In 2017, in Flowers and others v East of England Ambulance Service NHS Trust, ambulance workers claimed that two types of overtime – “non-guaranteed” overtime taken when their shifts overrun and any voluntary shifts they choose to take in advance – should be included in holiday pay calculations.
The employment tribunal found that as they were required to work past the end of their shift if they were on an emergency call out, non-guaranteed overtime was considered part of their normal remuneration. However, as volunteering for additional shifts was not a contractual obligation, it considered that voluntary overtime should not factor into such calculations.
The ambulance staff took their claim to the EAT, which ruled that voluntary overtime should be taken into consideration in addition to non-guaranteed overtime.

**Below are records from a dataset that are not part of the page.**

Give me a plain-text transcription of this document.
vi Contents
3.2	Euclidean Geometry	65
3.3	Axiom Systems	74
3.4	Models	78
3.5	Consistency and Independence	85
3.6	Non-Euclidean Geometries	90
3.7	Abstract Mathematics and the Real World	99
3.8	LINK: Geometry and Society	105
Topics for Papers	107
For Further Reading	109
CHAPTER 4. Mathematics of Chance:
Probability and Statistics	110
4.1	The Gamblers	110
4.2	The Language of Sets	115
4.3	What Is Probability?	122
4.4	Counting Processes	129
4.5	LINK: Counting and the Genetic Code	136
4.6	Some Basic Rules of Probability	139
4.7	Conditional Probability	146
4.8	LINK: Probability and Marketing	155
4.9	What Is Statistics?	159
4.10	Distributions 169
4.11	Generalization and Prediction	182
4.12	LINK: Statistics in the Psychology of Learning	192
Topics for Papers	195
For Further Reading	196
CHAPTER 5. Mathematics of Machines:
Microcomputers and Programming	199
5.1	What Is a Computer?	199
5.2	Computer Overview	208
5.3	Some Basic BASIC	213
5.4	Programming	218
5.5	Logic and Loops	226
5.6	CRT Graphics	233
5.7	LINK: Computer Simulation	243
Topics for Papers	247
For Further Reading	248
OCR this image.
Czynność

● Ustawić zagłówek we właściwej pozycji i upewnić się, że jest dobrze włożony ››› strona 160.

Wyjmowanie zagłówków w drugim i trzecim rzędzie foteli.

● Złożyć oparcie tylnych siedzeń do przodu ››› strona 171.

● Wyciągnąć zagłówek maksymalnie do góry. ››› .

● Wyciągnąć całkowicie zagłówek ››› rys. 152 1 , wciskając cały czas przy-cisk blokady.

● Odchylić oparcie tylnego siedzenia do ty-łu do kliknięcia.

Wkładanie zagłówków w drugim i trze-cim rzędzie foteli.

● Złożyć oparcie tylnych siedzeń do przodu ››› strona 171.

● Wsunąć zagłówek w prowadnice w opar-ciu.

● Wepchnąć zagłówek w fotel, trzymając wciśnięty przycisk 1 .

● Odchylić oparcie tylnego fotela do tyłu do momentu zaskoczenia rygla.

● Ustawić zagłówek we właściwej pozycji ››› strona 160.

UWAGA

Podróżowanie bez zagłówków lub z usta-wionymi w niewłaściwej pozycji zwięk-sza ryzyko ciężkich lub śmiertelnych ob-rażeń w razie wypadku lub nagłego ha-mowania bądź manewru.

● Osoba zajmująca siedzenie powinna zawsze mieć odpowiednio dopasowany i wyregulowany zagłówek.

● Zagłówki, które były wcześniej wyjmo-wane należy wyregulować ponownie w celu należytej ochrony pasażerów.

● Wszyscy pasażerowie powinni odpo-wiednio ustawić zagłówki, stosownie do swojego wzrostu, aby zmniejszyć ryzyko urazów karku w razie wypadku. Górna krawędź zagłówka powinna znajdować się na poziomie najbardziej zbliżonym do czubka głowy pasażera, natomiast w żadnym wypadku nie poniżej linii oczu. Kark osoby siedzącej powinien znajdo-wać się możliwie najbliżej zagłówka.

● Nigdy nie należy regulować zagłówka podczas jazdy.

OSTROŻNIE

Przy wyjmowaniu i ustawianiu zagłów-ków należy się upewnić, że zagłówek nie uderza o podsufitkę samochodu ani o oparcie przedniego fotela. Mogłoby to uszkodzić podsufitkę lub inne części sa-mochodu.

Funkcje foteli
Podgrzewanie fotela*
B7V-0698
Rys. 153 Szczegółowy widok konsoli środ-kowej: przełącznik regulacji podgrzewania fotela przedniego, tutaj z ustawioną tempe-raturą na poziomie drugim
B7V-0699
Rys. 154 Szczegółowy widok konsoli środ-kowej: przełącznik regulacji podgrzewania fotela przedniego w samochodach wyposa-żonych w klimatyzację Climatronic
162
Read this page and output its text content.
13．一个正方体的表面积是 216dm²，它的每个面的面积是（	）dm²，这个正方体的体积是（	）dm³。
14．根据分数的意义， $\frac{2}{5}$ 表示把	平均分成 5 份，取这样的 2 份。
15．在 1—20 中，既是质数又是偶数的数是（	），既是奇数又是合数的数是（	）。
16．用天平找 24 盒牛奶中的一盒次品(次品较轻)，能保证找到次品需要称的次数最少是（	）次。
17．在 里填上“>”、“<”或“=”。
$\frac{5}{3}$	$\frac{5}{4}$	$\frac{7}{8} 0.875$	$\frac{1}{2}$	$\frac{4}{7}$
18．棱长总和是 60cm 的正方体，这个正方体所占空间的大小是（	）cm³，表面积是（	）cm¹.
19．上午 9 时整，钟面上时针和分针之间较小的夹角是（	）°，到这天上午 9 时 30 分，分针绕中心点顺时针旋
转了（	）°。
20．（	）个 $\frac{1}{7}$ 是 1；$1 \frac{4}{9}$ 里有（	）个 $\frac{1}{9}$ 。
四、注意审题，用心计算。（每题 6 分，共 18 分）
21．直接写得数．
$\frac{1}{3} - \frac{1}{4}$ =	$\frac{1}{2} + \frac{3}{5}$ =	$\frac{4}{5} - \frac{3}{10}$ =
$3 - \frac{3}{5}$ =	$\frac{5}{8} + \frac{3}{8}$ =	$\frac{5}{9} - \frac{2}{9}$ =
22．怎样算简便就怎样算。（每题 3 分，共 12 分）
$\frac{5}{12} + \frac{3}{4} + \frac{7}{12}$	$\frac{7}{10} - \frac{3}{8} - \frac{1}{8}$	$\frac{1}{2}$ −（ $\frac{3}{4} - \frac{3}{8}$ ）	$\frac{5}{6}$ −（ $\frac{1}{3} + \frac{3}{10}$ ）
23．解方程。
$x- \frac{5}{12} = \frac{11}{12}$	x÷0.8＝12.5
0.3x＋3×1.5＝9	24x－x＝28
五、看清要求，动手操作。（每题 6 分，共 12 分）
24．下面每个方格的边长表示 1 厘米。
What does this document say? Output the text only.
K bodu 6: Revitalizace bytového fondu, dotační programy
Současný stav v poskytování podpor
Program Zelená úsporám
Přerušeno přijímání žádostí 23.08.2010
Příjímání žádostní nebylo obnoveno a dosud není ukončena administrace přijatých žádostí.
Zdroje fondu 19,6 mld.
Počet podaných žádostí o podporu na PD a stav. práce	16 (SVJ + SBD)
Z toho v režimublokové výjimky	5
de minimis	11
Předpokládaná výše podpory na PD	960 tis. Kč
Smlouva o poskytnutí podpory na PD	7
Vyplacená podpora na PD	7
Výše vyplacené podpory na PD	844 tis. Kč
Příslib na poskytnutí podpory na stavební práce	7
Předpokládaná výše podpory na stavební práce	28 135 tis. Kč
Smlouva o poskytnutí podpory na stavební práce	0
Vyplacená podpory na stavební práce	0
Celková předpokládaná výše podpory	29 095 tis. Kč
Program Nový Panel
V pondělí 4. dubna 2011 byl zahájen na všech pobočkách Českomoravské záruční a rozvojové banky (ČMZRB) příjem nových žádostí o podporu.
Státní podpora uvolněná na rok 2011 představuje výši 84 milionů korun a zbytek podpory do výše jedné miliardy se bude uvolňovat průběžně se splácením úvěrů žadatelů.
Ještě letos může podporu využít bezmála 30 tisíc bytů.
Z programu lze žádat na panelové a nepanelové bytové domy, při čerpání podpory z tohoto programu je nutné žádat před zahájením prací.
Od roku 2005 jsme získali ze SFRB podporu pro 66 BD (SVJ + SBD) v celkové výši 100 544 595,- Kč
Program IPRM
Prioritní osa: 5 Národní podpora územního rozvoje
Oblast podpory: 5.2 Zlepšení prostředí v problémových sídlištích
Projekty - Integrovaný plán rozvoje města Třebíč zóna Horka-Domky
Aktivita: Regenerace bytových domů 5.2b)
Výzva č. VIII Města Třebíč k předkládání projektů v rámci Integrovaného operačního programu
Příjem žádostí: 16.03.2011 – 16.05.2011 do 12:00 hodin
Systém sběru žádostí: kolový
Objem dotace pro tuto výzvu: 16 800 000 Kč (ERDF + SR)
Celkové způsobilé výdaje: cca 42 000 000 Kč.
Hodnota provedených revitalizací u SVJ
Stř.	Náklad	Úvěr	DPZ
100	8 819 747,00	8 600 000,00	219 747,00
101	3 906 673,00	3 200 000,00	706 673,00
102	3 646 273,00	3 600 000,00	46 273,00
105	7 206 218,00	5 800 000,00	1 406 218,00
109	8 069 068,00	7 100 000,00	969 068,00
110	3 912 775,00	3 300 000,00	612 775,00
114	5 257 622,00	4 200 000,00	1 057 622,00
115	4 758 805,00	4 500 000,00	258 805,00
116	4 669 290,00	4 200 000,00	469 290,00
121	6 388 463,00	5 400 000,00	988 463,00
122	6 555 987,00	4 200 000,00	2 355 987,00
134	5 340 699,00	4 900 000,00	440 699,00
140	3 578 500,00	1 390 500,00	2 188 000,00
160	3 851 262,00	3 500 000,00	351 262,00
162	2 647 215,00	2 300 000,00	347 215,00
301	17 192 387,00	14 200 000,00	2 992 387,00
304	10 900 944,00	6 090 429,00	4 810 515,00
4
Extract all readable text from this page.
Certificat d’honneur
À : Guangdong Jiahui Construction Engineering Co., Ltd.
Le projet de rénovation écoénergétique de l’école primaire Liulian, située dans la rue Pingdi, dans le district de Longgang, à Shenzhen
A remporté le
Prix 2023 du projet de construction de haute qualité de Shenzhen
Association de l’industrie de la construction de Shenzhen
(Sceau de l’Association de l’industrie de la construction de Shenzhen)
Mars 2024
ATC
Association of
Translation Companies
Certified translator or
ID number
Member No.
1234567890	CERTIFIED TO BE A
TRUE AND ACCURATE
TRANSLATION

However, it referred individual claims back to the employment tribunal for a case-by-case assessment to determine whether the voluntary overtime was regular enough to be considered part of their normal remuneration.
The East of England Ambulance Service NHS Trust appealed to the Court of Appeal which, in a judgment issued today (10 June), agreed that additional, voluntary shifts should form part of holiday pay if they were regular enough.
Beverley Sunderland, managing director at Crossland Employment Solicitors, said the Court of Appeal judges were perplexed by the Hein v Albert Holzkamm GmbH judgment made by the European Court of Justice (CJEU) last December, which suggested that no overtime should be included in holiday pay calculations due to “its exceptional and unforeseeable nature”.
“This case is not authority for the proposition that all voluntary overtime must now be included in the calculation of holiday pay,” she said.
“They concluded that what the CJEU were actually saying (although did not want to refer the case to them to ask the question) was that there was a difference between voluntary overtime which was ‘sufficiently regular and settled’, which should be included and that which was ‘exceptional and unforeseeable’ which was not. This leaves open further challenges on the point, not least litigation on where the line is drawn before voluntary overtime should be included.”
Judge David Bean said in the judgment: “The CJEU case law establishes clearly that the question in each case is whether the pattern of work is sufficiently regular and settled for payments made in respect of it to amount to normal remuneration. There is no separate requirement that the hours of work are compulsory under the contract.”